The team noted that the patients receiving the 100 μg dose, either once or twice daily, displayed a statistically significant gain in cartilage thickness after two years. This gain was subtle despite being statistically significant, being measured through quantitative magnetic resonance imaging (MRI) to be 0.02 or 0.03 millimeters (mm) after two years. The placebo group experienced a 0.02 mm loss of cartilage during the two-year time frame. Those who received lesser quantities of the experimental drugs showed smaller increases in cartilage thickness, however, these gains were not of statistical or clinical significance.

Despite gaining some cartilage thickness, those receiving the higher dosage of sprifermin saw no significant improvement in their arthritis symptoms (pain, stiffness, and physical disability) compared to those who received the lower dose or placebo.

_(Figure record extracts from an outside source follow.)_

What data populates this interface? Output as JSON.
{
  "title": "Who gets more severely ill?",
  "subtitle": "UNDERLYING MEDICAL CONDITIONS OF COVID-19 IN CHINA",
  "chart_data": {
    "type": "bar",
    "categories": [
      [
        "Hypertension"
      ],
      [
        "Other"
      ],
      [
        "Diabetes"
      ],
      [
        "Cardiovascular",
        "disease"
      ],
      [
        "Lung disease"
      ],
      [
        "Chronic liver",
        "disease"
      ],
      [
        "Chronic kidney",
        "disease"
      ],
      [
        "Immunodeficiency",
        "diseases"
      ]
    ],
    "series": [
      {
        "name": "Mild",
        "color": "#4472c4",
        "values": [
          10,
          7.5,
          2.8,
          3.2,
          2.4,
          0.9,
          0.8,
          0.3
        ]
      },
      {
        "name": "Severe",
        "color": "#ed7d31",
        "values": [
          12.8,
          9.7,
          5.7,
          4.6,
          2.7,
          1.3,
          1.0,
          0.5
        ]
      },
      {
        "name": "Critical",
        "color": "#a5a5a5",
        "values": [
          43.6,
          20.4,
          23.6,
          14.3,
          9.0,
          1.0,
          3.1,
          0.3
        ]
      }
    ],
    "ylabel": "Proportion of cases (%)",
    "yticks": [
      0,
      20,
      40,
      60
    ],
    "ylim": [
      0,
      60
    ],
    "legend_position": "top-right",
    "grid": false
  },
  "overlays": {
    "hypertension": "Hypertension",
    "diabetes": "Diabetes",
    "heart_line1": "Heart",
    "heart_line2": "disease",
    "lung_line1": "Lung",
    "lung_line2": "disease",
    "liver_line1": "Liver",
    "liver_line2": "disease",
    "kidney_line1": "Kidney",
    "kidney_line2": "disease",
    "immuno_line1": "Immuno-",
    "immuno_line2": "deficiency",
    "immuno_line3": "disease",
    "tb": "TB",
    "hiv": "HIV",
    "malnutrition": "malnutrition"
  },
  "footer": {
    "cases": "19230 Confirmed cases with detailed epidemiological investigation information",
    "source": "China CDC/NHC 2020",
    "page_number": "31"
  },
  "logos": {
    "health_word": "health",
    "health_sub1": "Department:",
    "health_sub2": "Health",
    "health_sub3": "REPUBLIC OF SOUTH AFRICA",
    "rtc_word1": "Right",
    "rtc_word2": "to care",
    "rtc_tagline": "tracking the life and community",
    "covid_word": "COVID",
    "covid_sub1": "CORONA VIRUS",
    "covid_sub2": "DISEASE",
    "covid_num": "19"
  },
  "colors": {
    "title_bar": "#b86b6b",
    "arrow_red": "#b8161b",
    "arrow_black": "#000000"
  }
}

“While the increase in cartilage thickness is a positive sign, we do not know at this point whether it has any clinical significance,” said lead investigator Marc Hochberg, MD, MPH a Professor of Medicine at UMSOM. “It is not known whether those who experience increased cartilage thickness over time will be able to avoid or delay knee replacement surgery.”

Injections were stopped at 18-months, but Hochberg and colleagues found that the difference between the higher dose of sprifermin and the placebo persisted for three years. This study is intended to continue for five years in total, with plans in place for future analysis of all data in the trial.

In a recent analysis of their data, Hochberg and his team looked at a subgroup of OA patients with severe pain and narrowing of the joint space, they found that those who received sprifermin 100 μg every six months saw significant improvement in their arthritis symptoms 18 months after their last injection when compared to those receiving placebo. Side effects associated with sprifermin in the study were mild or moderate for the most part, with complications such as acute inflammation at the site of the injection.

“These results support further investigation of sprifermin as a potential osteoarthritis treatment for both structure modification and symptom relief for higher-risk patient populations,” said Hochberg.

“Finding an effective therapy that can treat the cause of common chronic pain conditions like osteoarthritis would be a ground-breaking achievement,” added E. Albert Reece, MD, PhD, MBA, Executive Vice President for Medical Affairs, UM Baltimore, and the John Z. and Akiko K. Bowers Distinguished Professor and Dean, UMSOM. “I’m proud that our scientists are helping to move the knowledge forward on the effectiveness of new therapies to replace worn cartilage in the joints. This is very important work, and more answers are certainly needed.”